Most Laka live in villages where little notice is taken of events outside their own region. Even through the Laka can understand their populous neighbors, the Ngambay, they are a separate ethnic group with their own traditions and history. The Laka area is an area of Chad that is known for agriculture, and many Laka plant cotton for cash crops in addition to millet which is for making their staple 'boule ', which is a half round ball of millet cooked into a thick paste which is dipped in a sauce. They also grow corn, manioc and other vegetables, along with beef cattle.
For centuries, with the linguistically related Mbuns, they dominated the Adamawa región, battling periodically against Fulbe slave raiders. Those slave raids continued into the early twentieth century.

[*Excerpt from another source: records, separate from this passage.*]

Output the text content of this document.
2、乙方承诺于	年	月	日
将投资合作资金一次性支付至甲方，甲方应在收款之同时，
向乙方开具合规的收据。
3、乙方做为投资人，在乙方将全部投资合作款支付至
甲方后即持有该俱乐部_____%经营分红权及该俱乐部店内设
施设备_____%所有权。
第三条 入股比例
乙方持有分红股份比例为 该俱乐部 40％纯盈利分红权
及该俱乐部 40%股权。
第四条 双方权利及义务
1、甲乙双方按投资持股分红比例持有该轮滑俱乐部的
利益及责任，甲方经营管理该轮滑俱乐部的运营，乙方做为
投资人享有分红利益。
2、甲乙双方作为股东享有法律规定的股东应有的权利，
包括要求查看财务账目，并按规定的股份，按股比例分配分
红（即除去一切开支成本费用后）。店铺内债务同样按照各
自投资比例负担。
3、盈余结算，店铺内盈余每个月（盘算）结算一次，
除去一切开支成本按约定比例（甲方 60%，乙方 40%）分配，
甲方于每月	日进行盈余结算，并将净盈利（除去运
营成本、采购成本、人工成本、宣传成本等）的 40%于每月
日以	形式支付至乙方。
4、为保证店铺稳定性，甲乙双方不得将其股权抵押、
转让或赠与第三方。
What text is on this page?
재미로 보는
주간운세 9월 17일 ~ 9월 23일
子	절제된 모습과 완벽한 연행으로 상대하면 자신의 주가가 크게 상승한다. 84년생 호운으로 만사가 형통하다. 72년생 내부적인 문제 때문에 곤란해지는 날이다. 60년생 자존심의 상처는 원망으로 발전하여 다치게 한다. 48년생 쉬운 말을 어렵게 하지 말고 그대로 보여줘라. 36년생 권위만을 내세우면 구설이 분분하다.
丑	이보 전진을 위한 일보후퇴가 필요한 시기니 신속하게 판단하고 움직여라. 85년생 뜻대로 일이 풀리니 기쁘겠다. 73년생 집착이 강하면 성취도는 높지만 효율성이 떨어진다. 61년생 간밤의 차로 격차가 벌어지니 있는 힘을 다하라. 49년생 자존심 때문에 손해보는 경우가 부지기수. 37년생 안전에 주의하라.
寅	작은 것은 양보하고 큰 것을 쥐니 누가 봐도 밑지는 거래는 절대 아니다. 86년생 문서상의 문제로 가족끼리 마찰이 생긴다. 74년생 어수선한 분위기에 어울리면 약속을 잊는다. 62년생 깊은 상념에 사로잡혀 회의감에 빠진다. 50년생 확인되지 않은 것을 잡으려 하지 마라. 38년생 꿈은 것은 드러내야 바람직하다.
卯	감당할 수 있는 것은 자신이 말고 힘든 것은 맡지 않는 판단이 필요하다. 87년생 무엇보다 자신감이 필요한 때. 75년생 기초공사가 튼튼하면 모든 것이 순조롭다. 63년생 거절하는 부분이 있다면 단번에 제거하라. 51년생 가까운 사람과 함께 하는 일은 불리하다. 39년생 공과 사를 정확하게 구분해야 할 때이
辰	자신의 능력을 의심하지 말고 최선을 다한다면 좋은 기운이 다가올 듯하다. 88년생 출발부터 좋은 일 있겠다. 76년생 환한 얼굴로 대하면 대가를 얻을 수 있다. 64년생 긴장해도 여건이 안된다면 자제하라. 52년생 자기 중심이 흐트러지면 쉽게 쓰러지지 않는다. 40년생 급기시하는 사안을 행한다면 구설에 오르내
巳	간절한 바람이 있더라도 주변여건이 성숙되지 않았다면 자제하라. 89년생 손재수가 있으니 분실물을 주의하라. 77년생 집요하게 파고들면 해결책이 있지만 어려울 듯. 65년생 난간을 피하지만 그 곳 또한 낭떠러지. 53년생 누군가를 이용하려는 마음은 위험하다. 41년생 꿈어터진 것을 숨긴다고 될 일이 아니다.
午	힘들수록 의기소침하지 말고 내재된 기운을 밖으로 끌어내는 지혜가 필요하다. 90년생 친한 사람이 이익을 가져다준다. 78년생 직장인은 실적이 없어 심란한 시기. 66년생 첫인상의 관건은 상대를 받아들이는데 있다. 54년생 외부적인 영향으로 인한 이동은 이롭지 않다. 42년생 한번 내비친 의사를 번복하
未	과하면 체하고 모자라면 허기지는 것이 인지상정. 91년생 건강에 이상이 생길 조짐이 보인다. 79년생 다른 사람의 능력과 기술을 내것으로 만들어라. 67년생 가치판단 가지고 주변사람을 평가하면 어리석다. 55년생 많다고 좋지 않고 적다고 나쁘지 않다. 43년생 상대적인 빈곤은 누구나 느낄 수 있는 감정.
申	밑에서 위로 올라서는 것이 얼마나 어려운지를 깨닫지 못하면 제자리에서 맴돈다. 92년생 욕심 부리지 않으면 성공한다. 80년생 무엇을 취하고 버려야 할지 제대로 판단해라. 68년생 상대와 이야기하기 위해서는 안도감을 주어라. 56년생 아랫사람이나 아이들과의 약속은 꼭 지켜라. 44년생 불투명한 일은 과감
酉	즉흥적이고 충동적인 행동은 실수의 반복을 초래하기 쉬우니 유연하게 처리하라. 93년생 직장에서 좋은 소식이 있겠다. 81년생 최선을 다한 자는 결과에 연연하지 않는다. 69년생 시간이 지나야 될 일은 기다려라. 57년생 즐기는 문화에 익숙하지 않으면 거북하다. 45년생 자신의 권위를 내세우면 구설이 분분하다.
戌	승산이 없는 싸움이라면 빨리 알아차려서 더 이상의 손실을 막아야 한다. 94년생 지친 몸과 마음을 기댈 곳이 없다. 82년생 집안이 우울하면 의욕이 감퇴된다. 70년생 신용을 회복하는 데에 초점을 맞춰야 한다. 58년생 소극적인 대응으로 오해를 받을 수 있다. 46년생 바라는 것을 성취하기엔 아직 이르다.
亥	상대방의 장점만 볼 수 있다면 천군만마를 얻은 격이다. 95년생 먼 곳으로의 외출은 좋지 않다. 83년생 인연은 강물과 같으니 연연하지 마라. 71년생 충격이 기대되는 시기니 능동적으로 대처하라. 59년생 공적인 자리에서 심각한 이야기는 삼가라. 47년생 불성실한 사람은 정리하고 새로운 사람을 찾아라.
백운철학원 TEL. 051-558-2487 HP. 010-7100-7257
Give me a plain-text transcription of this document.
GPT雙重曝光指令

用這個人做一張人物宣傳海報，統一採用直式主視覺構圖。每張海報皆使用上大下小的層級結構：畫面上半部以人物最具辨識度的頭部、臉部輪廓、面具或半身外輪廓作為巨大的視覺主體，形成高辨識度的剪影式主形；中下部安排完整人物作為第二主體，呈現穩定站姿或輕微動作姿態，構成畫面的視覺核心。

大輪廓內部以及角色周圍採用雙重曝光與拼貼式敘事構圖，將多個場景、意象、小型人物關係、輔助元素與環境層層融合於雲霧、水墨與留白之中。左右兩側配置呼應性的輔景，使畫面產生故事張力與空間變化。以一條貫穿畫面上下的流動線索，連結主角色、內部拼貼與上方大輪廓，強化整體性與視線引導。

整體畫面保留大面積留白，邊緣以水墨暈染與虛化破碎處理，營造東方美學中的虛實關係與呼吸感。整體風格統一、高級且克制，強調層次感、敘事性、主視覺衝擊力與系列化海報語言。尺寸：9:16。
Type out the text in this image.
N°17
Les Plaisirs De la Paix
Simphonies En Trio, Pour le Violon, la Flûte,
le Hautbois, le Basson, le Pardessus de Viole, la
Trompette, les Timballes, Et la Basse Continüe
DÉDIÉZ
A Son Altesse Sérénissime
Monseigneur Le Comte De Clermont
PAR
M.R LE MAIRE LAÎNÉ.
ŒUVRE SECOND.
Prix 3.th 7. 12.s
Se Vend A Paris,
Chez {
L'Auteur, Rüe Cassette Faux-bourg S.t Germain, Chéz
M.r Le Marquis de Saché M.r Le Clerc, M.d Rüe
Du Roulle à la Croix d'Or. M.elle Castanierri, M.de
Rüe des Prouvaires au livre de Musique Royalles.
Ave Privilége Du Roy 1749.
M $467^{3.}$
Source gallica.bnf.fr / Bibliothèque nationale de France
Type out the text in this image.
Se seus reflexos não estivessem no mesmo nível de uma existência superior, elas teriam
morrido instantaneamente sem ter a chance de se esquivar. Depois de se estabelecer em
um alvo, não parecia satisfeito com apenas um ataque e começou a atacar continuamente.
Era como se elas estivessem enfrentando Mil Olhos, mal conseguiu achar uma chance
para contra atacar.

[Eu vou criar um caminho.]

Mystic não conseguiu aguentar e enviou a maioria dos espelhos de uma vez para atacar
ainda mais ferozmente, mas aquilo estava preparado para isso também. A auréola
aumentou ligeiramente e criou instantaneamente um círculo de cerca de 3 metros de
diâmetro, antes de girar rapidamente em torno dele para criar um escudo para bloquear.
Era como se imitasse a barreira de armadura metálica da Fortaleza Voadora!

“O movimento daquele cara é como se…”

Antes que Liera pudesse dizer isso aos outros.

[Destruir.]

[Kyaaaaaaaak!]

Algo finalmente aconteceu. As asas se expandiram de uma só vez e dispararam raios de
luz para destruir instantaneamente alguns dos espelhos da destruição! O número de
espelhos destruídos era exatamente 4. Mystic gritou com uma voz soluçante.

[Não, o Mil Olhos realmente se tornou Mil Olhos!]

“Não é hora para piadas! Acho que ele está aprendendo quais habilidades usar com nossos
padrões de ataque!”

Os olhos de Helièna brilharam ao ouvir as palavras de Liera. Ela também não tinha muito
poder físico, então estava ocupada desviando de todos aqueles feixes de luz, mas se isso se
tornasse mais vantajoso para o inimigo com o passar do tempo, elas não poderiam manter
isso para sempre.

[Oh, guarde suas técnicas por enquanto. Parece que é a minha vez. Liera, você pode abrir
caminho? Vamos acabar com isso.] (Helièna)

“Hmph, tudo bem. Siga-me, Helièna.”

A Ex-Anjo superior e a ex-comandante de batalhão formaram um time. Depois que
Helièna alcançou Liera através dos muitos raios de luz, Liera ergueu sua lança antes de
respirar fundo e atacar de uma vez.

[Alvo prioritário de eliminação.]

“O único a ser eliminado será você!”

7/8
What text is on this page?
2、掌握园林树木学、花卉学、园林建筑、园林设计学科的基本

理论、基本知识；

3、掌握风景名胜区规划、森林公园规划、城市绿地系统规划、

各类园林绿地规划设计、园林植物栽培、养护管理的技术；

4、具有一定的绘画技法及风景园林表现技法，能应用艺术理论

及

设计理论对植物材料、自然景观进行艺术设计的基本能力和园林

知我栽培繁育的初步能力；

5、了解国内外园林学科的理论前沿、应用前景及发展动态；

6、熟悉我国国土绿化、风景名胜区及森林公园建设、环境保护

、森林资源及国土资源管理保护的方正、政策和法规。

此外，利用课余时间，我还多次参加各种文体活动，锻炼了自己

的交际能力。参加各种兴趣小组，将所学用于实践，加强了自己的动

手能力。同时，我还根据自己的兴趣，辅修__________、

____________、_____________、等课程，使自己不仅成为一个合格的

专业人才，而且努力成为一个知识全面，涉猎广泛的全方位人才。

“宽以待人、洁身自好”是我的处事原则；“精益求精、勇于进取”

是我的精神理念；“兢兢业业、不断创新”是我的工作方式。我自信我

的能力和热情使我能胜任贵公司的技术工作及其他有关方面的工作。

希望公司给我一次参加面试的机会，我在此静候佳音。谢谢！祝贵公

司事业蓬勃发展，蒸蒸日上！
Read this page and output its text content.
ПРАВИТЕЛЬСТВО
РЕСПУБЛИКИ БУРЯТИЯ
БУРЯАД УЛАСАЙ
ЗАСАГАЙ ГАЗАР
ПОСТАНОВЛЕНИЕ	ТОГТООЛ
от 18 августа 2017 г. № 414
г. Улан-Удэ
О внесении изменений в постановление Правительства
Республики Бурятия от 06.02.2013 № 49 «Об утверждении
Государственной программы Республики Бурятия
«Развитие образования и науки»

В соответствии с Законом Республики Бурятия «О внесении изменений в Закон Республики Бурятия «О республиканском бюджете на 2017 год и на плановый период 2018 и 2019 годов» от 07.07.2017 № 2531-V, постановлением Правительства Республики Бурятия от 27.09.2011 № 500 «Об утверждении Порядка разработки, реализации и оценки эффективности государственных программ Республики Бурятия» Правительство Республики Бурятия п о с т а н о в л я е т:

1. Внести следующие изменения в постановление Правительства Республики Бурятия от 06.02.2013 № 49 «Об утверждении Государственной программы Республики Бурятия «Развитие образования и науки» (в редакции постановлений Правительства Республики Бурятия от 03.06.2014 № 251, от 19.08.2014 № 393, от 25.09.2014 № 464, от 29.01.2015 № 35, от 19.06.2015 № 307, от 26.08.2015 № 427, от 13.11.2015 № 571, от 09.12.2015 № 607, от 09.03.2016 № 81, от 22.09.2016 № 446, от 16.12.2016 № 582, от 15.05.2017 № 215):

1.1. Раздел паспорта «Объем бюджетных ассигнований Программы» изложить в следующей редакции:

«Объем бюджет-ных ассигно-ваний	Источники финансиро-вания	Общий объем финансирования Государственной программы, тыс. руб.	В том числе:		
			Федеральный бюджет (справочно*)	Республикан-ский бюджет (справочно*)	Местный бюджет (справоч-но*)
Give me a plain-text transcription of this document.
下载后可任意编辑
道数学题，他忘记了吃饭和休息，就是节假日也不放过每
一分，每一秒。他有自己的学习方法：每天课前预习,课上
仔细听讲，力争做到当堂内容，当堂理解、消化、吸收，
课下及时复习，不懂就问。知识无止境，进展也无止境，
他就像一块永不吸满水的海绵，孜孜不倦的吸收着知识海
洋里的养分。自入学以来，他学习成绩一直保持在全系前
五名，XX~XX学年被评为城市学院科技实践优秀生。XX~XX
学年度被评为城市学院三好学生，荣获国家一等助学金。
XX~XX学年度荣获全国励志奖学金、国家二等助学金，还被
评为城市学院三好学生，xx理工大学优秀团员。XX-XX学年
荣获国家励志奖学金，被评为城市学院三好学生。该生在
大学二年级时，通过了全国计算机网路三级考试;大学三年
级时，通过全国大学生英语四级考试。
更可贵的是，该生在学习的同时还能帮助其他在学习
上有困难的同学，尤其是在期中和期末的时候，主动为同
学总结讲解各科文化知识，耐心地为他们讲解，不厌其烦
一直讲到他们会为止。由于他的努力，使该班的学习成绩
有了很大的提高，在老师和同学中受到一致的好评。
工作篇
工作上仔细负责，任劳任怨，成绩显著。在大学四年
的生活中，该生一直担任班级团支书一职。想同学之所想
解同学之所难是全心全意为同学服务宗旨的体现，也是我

It is believed that Laka peoples originated from the northwest in the area near Lake Chad and were pushed southward over the last two centuries by the expansion of the Fulani empire into their current location in southern Chad. They share linguistic and cultural ties with their Cameroonian neighbors who live to the south and were also pushed south by the Fulani.
During the late nineteenth and early twentieth centuries, the Lakas fiercely resisted German and French colonization efforts, suffering military defeat and population decline in the process. They are a Bantu people. In D.R. Congo, the Lakas strongly supported the Kwilu Rebellion in the mid 1960s. Still suspicious of the central government of Zaire, they live as small farmers.
Cotton is the primary crop grown for export. Millet and peanuts are also staples. Most Laka are sedentary farmers who plant seasonal crops during the rainy season, which extends from April to October.
Most villages are organized around a patrilineage. Leadership is accorded to those elders in the village who are able to trace their descent from the first Laka lineage to occupy the village. Other lineages may live in a village, but the descendents of the first lineage usually retain a paramount status. As such, they are responsible for heading initiation instruction and making most important agricultural decisions. A council of elders with representatives from each lineage work together to govern a village.
Laka religion centers around recognition of the ancestors. Ownership of land is directly tied to the founding ancestors' remains being buried on that land. Offerings are made to the ancestors daily in the form of libations and food offerings.